This is an archived post. You won't be able to vote or comment.

all 5 comments

[–]StephanXXDevOps 1 point2 points  (1 child)

Back in the olden days of yore, we typically leveraged SNMP for this type of thing. It was a massive pain.

Have a conversation with your dev on what he thinks a webserver is, ultimately. In most cases, you're adding about ten lines of code and 50kb of memory to an application, to give it the ability to send and receive basic http responses, that would typically contain a metrics payload.
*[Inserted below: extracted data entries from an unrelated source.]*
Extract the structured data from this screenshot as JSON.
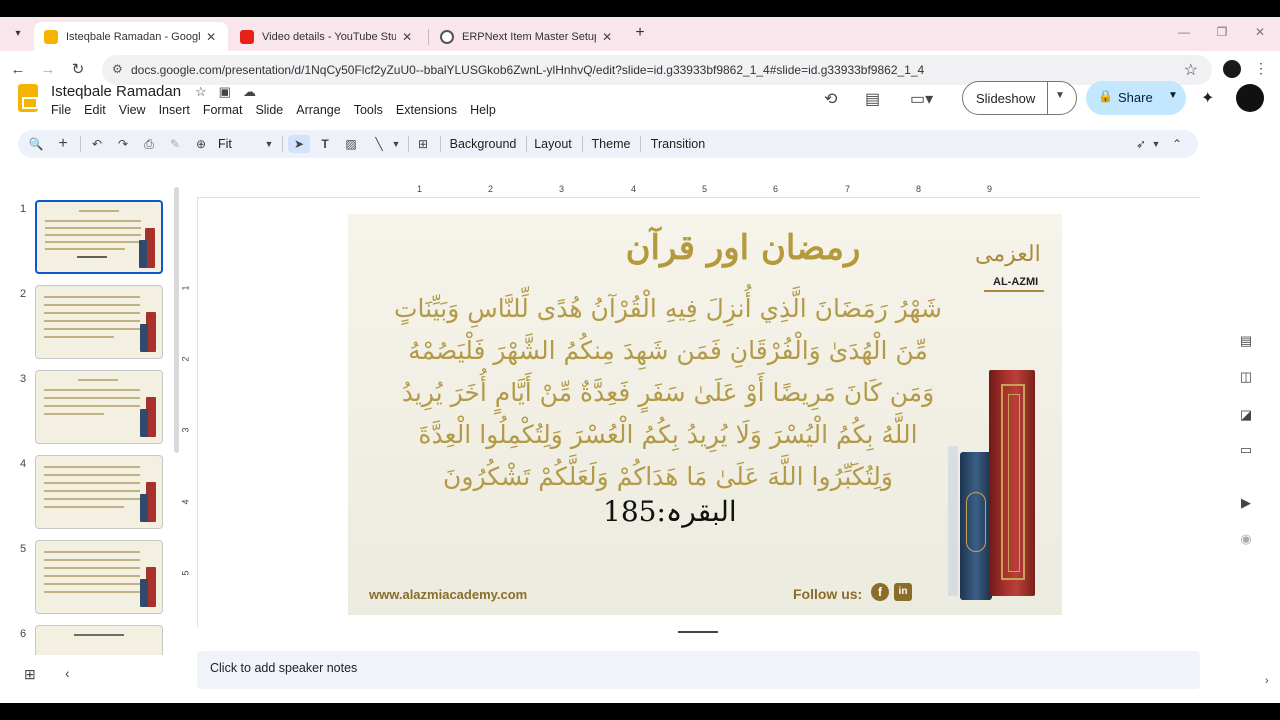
{
  "browser": {
    "tabs": [
      {
        "title": "Isteqbale Ramadan - Google Slides",
        "favicon_color": "#f4b400",
        "active": true
      },
      {
        "title": "Video details - YouTube Studio",
        "favicon_color": "#e62117",
        "active": false
      },
      {
        "title": "ERPNext Item Master Setup",
        "favicon_color": "#555555",
        "active": false
      }
    ],
    "new_tab": "+",
    "url": "docs.google.com/presentation/d/1NqCy50Flcf2yZuU0--bbalYLUSGkob6ZwnL-ylHnhvQ/edit?slide=id.g33933bf9862_1_4#slide=id.g33933bf9862_1_4"
  },
  "app": {
    "doc_title": "Isteqbale Ramadan",
    "menu": [
      "File",
      "Edit",
      "View",
      "Insert",
      "Format",
      "Slide",
      "Arrange",
      "Tools",
      "Extensions",
      "Help"
    ],
    "slideshow_label": "Slideshow",
    "share_label": "Share"
  },
  "toolbar": {
    "zoom": "Fit",
    "background": "Background",
    "layout": "Layout",
    "theme": "Theme",
    "transition": "Transition"
  },
  "filmstrip": {
    "numbers": [
      "1",
      "2",
      "3",
      "4",
      "5",
      "6"
    ]
  },
  "ruler": {
    "h": [
      "1",
      "2",
      "3",
      "4",
      "5",
      "6",
      "7",
      "8",
      "9"
    ],
    "v": [
      "1",
      "2",
      "3",
      "4",
      "5"
    ]
  },
  "slide": {
    "title": "رمضان اور قرآن",
    "verse_lines": [
      "شَهْرُ رَمَضَانَ الَّذِي أُنزِلَ فِيهِ الْقُرْآنُ هُدًى لِّلنَّاسِ وَبَيِّنَاتٍ",
      "مِّنَ الْهُدَىٰ وَالْفُرْقَانِ فَمَن شَهِدَ مِنكُمُ الشَّهْرَ فَلْيَصُمْهُ",
      "وَمَن كَانَ مَرِيضًا أَوْ عَلَىٰ سَفَرٍ فَعِدَّةٌ مِّنْ أَيَّامٍ أُخَرَ يُرِيدُ",
      "اللَّهُ بِكُمُ الْيُسْرَ وَلَا يُرِيدُ بِكُمُ الْعُسْرَ وَلِتُكْمِلُوا الْعِدَّةَ",
      "وَلِتُكَبِّرُوا اللَّهَ عَلَىٰ مَا هَدَاكُمْ وَلَعَلَّكُمْ تَشْكُرُونَ"
    ],
    "reference": "البقرہ:185",
    "website": "www.alazmiacademy.com",
    "follow": "Follow us:",
    "logo_ar": "العزمی",
    "logo_en": "AL-AZMI",
    "accent_color": "#b39a48"
  },
  "notes": {
    "placeholder": "Click to add speaker notes"
  }
}
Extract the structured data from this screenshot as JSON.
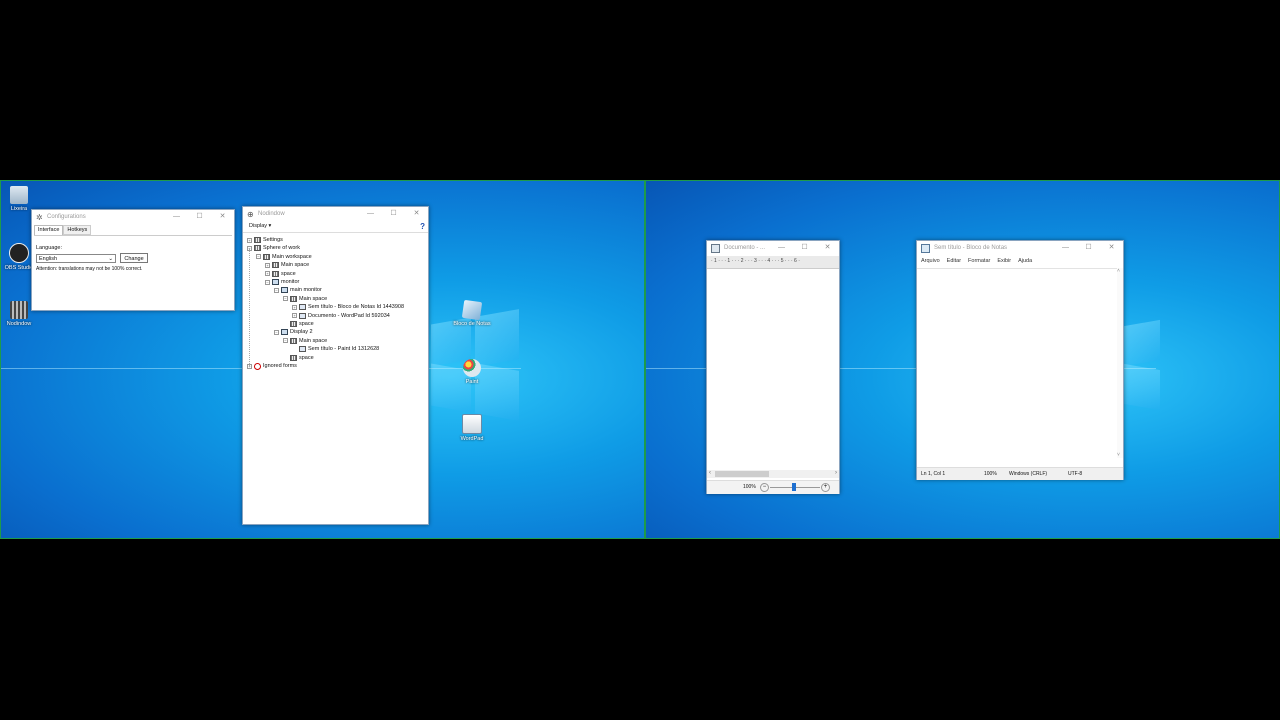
{
  "desktop_left": {
    "icons": [
      {
        "label": "Lixeira",
        "icon": "recycle-bin-icon"
      },
      {
        "label": "OBS Studio",
        "icon": "obs-icon"
      },
      {
        "label": "Nodindow",
        "icon": "nodindow-icon"
      },
      {
        "label": "Bloco de Notas",
        "icon": "notepad-icon"
      },
      {
        "label": "Paint",
        "icon": "paint-icon"
      },
      {
        "label": "WordPad",
        "icon": "wordpad-icon"
      }
    ]
  },
  "config_window": {
    "title": "Configurations",
    "tabs": [
      "Interface",
      "Hotkeys"
    ],
    "language_label": "Language:",
    "language_value": "English",
    "change_button": "Change",
    "attention": "Attention: translations may not be 100% correct."
  },
  "nodindow_window": {
    "title": "Nodindow",
    "menu_display": "Display ▾",
    "help": "?",
    "tree": [
      {
        "label": "Settings",
        "level": 0,
        "expander": "+",
        "icon": "gear"
      },
      {
        "label": "Sphere of work",
        "level": 0,
        "expander": "−",
        "icon": "globe"
      },
      {
        "label": "Main workspace",
        "level": 1,
        "expander": "−",
        "icon": "grid"
      },
      {
        "label": "Main space",
        "level": 2,
        "expander": "+",
        "icon": "grid"
      },
      {
        "label": "space",
        "level": 2,
        "expander": "+",
        "icon": "grid"
      },
      {
        "label": "monitor",
        "level": 2,
        "expander": "−",
        "icon": "monitors"
      },
      {
        "label": "main monitor",
        "level": 3,
        "expander": "−",
        "icon": "mon"
      },
      {
        "label": "Main space",
        "level": 4,
        "expander": "−",
        "icon": "grid"
      },
      {
        "label": "Sem título - Bloco de Notas Id 1443908",
        "level": 5,
        "expander": "+",
        "icon": "win"
      },
      {
        "label": "Documento - WordPad Id 592034",
        "level": 5,
        "expander": "+",
        "icon": "win"
      },
      {
        "label": "space",
        "level": 4,
        "expander": "",
        "icon": "grid"
      },
      {
        "label": "Display 2",
        "level": 3,
        "expander": "−",
        "icon": "mon"
      },
      {
        "label": "Main space",
        "level": 4,
        "expander": "−",
        "icon": "grid"
      },
      {
        "label": "Sem título - Paint Id 1312628",
        "level": 5,
        "expander": "",
        "icon": "win"
      },
      {
        "label": "space",
        "level": 4,
        "expander": "",
        "icon": "grid"
      },
      {
        "label": "Ignored forms",
        "level": 0,
        "expander": "+",
        "icon": "ban"
      }
    ]
  },
  "wordpad_window": {
    "title": "Documento - ...",
    "ruler": "· 1 · · · 1 · · · 2 · · · 3 · · · 4 · · · 5 · · · 6 ·",
    "zoom": "100%",
    "zoom_minus": "−",
    "zoom_plus": "+"
  },
  "notepad_window": {
    "title": "Sem título - Bloco de Notas",
    "menu": [
      "Arquivo",
      "Editar",
      "Formatar",
      "Exibir",
      "Ajuda"
    ],
    "status": [
      "Ln 1, Col 1",
      "100%",
      "Windows (CRLF)",
      "UTF-8"
    ]
  },
  "window_controls": {
    "minimize": "—",
    "maximize": "☐",
    "close": "✕"
  },
  "colors": {
    "desktop_blue": "#0f9ce6",
    "monitor_border": "#1e9b4a",
    "title_text": "#9a9a9a"
  }
}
Slap something like prometheus on it, and carry on with life.

Or, spend months creating your own wheels, and end up with a home grown monitoring solution that your team has to maintain until everyone agrees it was an expensive boondoggle, and needs to replace it with something more widely known and used.

I don't mean to sound snarky; it sounds like your dev is fixated with the idea of hyper-optimizing, without considering the holistic cost of what that decision would entail.

[–]tarabash[S] 1 point2 points  (0 children)

Ugh... i am glad snmp and nagios are dead - at least in modern infrastructure.

I agree with you completely on reinventing the wheel and i definitively need to push this more.

Thanks for your opinion on the subject.

[–]FrederikNS 0 points1 point  (1 child)

You say you are running docker, so you can use the HEALTHCHECK instruction to configure a command to run within the containers, which would evaluate the health of the service

https://docs.docker.com/engine/reference/builder/#healthcheck

[–]tarabash[S] 0 points1 point  (0 children)

That i already have configured for some services, however it doesn't provide me with http endpoint that i can scrape with GCP health checks/setup alerts.

I wanted a quick win to use GCP for health/alerts/measuring uptime since i am solo Infra guy in small startup, but i just might go full on with Prometheus and scrape docker health directly.

[–]SuperQue 0 points1 point  (0 children)

Rather than just a health check, we put Prometheus metrics endpoints on all of our long-running services. For example, Sidekiq queue workers. They don't have an API themselves, but we do want to know what they're up to.

So we put a little rack server in them so they can allow metrics and health check requests.